Per un lungo periodo l’AI è stata vista come qualcosa di misterioso, che solo figure estremamente specializzate sapevano avvicinare. Poi è entrata nella nostra quotidianità ed è stata vista come la risposta a tutto. Oggi le aziende stanno capendo e maturando: la tecnologia da sola non risolve nulla. Resta molto rumore intorno al tema, e questo rende difficile vedere con chiarezza dove conviene davvero investire. Le imprese che procedono meglio sono quelle che partono da un problema ben definito e da un processo reale, non dallo strumento. La selettività che notiamo è un segnale positivo: si chiede all’AI di dimostrare un valore concreto, misurabile sul lavoro di tutti i giorni, e non di stupire.
Mi hai parlato di un “layer aziendale di AI”: in che cosa consiste e quali sono le sue caratteristiche?
È uno strato che si colloca tra i sistemi che l’azienda già usa, le persone e i modelli di AI. Non sostituisce nulla di ciò che c’è: lo collega e gli dà un contesto. In pratica è l’ambiente dove gli agenti AI lavorano insieme ai processi, leggendo solo i dati consentiti e agendo entro confini decisi in anticipo, con una persona che approva dove serve giudizio. Ha alcune caratteristiche di fondo: i dati di ogni organizzazione restano separati e non possono mescolarsi; ogni azione resta tracciata in modo verificabile; tutto gira sull’infrastruttura che il cliente controlla, senza uscire dal suo perimetro. Non portiamo modelli nostri: lo strato coordina i modelli che il cliente sceglie, restando indipendente da un singolo fornitore.

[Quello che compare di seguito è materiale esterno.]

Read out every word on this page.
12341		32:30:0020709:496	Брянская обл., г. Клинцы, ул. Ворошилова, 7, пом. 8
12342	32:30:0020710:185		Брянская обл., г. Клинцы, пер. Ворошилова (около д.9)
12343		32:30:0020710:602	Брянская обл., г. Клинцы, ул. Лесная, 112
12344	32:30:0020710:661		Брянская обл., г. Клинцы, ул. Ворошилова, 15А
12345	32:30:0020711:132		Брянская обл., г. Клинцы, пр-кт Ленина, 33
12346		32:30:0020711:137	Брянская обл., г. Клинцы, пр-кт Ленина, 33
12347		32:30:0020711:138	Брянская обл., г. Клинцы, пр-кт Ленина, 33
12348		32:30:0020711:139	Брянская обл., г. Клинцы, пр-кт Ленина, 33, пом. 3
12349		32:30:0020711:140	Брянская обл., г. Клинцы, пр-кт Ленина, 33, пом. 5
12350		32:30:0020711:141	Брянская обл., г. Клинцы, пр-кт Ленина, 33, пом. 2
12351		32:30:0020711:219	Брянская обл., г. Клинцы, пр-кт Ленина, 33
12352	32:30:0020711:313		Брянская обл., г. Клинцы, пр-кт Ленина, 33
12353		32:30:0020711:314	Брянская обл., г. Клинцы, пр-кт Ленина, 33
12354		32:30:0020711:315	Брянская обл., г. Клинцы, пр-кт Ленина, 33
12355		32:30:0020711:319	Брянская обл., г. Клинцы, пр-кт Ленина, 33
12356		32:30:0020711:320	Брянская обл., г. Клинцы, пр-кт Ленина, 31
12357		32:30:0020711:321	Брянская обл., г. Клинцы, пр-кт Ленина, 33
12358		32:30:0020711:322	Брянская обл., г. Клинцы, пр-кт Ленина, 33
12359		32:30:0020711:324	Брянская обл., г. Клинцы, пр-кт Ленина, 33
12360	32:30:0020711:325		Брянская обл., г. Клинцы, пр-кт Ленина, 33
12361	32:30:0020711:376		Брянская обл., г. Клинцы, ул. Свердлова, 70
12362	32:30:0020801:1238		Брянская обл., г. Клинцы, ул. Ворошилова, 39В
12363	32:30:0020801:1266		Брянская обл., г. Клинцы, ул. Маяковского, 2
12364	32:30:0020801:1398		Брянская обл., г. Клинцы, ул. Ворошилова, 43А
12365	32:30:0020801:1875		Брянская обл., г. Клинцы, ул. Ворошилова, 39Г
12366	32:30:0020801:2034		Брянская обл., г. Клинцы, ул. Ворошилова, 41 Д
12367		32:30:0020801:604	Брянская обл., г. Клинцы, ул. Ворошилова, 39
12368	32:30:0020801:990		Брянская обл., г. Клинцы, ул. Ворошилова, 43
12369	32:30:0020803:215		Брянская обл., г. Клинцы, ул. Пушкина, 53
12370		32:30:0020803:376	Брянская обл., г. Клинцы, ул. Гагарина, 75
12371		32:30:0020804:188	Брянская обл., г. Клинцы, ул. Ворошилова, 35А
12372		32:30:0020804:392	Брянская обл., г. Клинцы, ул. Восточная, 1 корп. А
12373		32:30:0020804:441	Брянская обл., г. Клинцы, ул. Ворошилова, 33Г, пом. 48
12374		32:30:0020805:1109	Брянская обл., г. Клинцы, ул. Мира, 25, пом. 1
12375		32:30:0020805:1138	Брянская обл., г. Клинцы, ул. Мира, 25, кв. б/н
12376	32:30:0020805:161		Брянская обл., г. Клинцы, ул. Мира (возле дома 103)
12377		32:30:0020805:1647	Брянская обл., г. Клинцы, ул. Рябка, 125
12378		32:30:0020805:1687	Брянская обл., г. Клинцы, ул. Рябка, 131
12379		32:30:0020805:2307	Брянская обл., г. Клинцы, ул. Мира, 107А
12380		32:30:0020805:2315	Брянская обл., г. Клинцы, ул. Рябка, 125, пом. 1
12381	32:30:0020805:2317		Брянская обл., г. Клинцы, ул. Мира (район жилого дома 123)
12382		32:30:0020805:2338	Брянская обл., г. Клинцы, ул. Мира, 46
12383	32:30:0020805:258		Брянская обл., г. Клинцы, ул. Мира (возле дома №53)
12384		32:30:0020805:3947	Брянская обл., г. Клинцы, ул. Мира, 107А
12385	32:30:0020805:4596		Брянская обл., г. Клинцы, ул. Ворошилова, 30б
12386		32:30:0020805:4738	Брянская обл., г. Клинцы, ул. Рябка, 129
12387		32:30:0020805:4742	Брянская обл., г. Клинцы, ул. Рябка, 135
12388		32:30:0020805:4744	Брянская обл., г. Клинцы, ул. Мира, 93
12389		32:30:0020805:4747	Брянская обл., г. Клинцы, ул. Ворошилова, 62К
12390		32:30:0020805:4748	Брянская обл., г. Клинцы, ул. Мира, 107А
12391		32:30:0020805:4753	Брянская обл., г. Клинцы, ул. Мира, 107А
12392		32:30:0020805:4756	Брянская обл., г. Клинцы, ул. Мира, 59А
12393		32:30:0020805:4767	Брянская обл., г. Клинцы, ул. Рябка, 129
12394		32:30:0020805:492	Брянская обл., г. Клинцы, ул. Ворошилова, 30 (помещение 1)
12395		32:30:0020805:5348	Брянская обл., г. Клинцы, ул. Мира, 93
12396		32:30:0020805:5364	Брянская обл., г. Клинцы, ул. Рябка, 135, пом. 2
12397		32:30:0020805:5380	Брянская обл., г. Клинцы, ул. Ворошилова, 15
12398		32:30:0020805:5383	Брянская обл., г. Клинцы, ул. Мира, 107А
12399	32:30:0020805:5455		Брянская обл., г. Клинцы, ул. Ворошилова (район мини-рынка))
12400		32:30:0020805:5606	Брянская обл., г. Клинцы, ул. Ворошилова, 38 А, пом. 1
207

Perché avete deciso di incentrare la vostra offerta su questo tipo di soluzione e per quali esigenze viene proposto?
Perché è lì che si decide se l’AI porta valore o resta una promessa. Alle aziende non serve l’ennesima applicazione isolata, ma far entrare l’AI nei processi che già hanno, restando padrone dei propri dati e delle proprie scelte. Lo proponiamo a chi ha esigenze concrete: automatizzare attività che oggi attraversano più sistemi e richiedono lavoro manuale ripetitivo; trovare risposte affidabili dentro la propria conoscenza interna; anticipare problemi su produzione e operatività invece di rincorrerli. E lo proponiamo a chi pone tre condizioni che condividiamo: tenere i dati in casa, sotto la propria governance e in regola con le normative europee; non legarsi a un unico fornitore di modelli; introdurre l’AI per gradi, su fondamenta solide, senza riscrivere tutto. Il filo comune è ottenere risultati concreti e duraturi, con la responsabilità delle decisioni che resta sempre nelle mani delle persone.